Monica Rhodes is the former director of Resource Management at the National Park Foundation. In this role, Rhodes oversaw facility and construction grant-making to the National Park Service and helped lead efforts to develop strategies for African American and Latinx engagement.
Prior to her role at NPF, Rhodes was the founding director of the National Trust’s HOPE (Hands-On Preservation Experience) Crew, which was created to expand the preservation movement to a younger, more diverse audience. In the five years of leading HOPE Crew, Rhodes guided over 165 preservation construction projects, trained 750 young people and veterans, and engaged 3700 volunteers in large-scale community events. Under her leadership, the program garnered more than 1 billion media impressions and supported $18 million of preservation work, primarily in national parks. Before joining the Trust, Rhodes worked as a consultant to preservation non-profits.

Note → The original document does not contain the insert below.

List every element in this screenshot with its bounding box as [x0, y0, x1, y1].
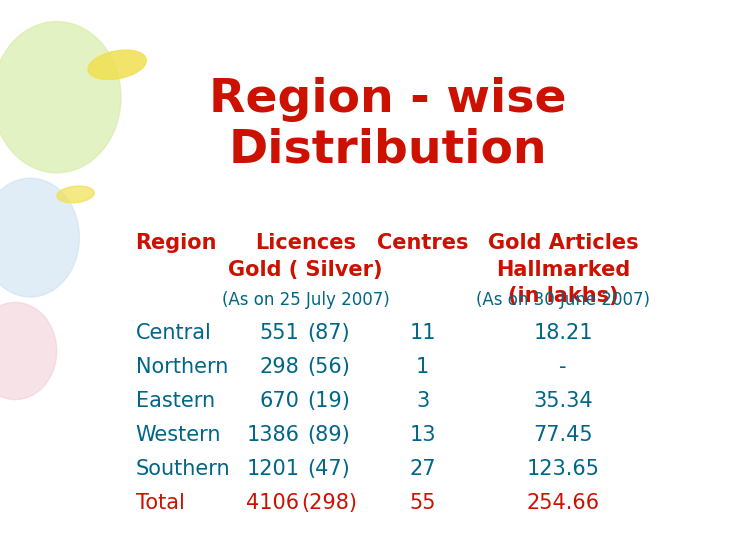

Rhodes’ work has been featured in national outlets like PBS NewsHour, Huffington Post, Washington Post, and U.S. News & World Report. She also appeared in a feature spread on women in the preservation movement in Essence Magazine’s Spring 2018 issue. Separate from her work with NPF, Rhodes served on the Commission for Historical and Architectural Preservation and the Market Center Community Development Corporation board in Baltimore City. She also served as an advisor for the DC LGBTQ Historic Context Study and a project reviewer for the Facilities and Buildings grant program for the DC Commission on the Arts and Humanities.
Rhodes earned her undergraduate degree in History at the University of Tulsa and a Master’s degree in African American Studies at Temple University. She also attended the University of Pennsylvania where she received a Master’s degree in Historic Preservation.